Credit card coverage
For me, I've found that my credit card company offers a great package that covers medical, trip cancelation, and lost luggage, all which—after extensive review of the small print—seem to cover my meager insurance needs quite comfortably. Since all my hotel, flights, and most everything else goes on my card, this works perfectly for me. This coverage is under $200.00 per year, so for me it's much more economical than paying for insurance each time I book a trip. I really like that I don't have to think about my coverage each time I book, it's just always taken care of. If you don't travel frequently you may be able to find an outside company that will insure you for the short time you are traveling, and save a bit of money. It's really all about doing the math to figure out your best option.
As I mentioned above, if you just can't get on board with paying out large fees for a service that you might never actually use, self insuring might be the route for you. Many people will argue, and have a great point, that if you set aside some money for emergencies you'll be able to pay for any situation that arises. A few hundred dollars squirreled away every time you travel will eventually recover the cost of the inevitable lost/stolen camera or purse. The downside is you may never put enough away to pay the high costs of serious medical issues, and the upside is you may never encounter a problem and have a mini savings account to use in your old age.
Read The Fine Print
And last but not least—and this one's a given—ALWAYS read your policy before you commit.
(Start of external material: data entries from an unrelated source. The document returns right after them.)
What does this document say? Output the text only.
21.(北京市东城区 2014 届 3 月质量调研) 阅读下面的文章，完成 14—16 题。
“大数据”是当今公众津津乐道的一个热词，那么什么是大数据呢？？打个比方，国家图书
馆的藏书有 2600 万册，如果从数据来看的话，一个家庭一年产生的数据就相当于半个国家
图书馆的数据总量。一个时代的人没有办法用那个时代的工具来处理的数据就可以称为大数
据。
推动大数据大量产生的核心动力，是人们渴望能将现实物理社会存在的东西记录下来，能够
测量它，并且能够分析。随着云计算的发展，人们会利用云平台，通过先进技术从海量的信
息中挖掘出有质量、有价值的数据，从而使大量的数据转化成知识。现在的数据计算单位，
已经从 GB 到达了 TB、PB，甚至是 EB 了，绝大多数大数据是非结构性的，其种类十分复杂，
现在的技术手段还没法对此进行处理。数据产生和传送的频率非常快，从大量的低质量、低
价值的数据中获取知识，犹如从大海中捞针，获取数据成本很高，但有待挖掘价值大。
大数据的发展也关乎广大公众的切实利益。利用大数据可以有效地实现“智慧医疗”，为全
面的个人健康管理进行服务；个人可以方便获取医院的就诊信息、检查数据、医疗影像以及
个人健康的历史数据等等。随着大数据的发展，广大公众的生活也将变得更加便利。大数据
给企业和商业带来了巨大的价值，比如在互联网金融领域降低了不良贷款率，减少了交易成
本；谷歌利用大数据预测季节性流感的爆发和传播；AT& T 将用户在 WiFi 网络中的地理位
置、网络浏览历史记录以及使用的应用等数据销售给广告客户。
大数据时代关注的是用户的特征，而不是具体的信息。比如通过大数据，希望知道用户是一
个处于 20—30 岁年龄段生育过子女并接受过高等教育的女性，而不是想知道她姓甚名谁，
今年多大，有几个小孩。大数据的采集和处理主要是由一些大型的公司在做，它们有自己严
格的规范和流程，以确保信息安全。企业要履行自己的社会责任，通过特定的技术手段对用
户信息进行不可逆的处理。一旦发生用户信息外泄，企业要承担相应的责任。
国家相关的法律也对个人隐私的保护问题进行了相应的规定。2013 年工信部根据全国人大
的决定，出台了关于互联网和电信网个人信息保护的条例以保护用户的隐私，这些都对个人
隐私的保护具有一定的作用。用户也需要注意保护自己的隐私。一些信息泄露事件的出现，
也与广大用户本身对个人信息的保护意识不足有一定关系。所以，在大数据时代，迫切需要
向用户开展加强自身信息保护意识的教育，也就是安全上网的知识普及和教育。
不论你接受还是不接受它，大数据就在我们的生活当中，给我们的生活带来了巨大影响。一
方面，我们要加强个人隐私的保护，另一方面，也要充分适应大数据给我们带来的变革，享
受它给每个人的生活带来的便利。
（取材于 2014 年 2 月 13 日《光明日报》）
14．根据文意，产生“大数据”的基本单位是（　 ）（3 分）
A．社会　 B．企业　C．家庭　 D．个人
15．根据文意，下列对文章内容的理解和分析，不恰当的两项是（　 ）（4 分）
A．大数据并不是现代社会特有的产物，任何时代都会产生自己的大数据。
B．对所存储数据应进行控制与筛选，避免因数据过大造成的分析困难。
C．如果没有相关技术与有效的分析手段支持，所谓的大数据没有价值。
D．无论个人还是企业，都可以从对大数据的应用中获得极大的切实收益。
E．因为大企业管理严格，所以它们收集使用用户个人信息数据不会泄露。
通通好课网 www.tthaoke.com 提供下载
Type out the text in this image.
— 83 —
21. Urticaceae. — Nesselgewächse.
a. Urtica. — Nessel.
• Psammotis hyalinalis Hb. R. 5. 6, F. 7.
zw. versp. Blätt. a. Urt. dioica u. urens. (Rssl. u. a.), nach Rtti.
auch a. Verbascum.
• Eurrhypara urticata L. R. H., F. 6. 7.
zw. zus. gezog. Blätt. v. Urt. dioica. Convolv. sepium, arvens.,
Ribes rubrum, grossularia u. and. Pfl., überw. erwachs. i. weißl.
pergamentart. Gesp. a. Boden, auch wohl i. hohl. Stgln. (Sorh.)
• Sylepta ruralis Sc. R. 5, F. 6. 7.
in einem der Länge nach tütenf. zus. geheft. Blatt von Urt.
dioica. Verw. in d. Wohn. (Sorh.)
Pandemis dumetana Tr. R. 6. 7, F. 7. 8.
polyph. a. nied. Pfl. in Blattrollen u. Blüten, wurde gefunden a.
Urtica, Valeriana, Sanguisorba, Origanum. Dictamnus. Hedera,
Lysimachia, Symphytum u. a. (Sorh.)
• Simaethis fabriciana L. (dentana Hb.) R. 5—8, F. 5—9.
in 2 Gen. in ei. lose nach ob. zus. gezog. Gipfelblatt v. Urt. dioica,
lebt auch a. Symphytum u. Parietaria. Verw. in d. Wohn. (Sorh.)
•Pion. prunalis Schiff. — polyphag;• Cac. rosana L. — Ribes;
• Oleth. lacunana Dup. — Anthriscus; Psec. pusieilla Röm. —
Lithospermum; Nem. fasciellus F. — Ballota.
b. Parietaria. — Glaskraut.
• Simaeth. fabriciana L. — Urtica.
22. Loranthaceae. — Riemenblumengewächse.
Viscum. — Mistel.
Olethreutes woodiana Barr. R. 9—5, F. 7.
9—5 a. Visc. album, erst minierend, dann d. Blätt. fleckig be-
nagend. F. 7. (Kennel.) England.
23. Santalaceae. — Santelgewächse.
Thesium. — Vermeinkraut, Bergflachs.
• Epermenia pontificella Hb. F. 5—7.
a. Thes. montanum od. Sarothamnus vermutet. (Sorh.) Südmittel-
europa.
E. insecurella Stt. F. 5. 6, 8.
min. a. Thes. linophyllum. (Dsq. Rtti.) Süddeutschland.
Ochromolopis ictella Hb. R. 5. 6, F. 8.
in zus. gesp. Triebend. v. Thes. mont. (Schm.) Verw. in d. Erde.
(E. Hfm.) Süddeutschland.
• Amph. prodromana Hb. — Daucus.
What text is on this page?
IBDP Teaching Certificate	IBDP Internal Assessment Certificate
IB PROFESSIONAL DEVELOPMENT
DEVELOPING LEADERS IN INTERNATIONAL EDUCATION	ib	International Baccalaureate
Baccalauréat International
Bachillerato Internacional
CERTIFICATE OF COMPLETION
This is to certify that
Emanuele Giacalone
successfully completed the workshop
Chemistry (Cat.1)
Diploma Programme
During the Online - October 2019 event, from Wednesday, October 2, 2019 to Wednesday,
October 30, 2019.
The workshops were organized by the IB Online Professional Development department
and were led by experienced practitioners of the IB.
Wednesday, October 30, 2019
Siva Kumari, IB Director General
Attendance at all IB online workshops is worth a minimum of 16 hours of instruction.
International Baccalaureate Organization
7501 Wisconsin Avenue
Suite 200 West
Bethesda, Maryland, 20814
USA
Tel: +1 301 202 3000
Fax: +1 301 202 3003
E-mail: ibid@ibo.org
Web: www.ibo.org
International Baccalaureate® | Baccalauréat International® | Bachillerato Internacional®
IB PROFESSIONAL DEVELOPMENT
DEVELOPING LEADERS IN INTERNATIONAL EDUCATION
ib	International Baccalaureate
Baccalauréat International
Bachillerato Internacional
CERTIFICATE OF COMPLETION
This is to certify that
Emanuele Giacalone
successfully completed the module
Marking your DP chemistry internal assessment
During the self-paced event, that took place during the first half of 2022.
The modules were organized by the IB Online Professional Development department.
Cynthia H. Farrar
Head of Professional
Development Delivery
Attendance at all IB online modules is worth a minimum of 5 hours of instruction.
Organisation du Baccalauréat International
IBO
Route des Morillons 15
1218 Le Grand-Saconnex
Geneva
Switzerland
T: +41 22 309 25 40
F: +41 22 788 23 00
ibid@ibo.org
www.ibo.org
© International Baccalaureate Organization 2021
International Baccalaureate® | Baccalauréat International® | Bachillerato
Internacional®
There's nothing worse than thinking you're covered for something just to file a claim when you return and be denied. So think carefully about what kind of coverage you need and make sure you're aware of any exclusions in the small print. Don't be afraid to call the insurer and ask questions about specific needs and situations that you might encounter. Remember this is a service you are paying for, and it's their job to answer your questions if they want your business.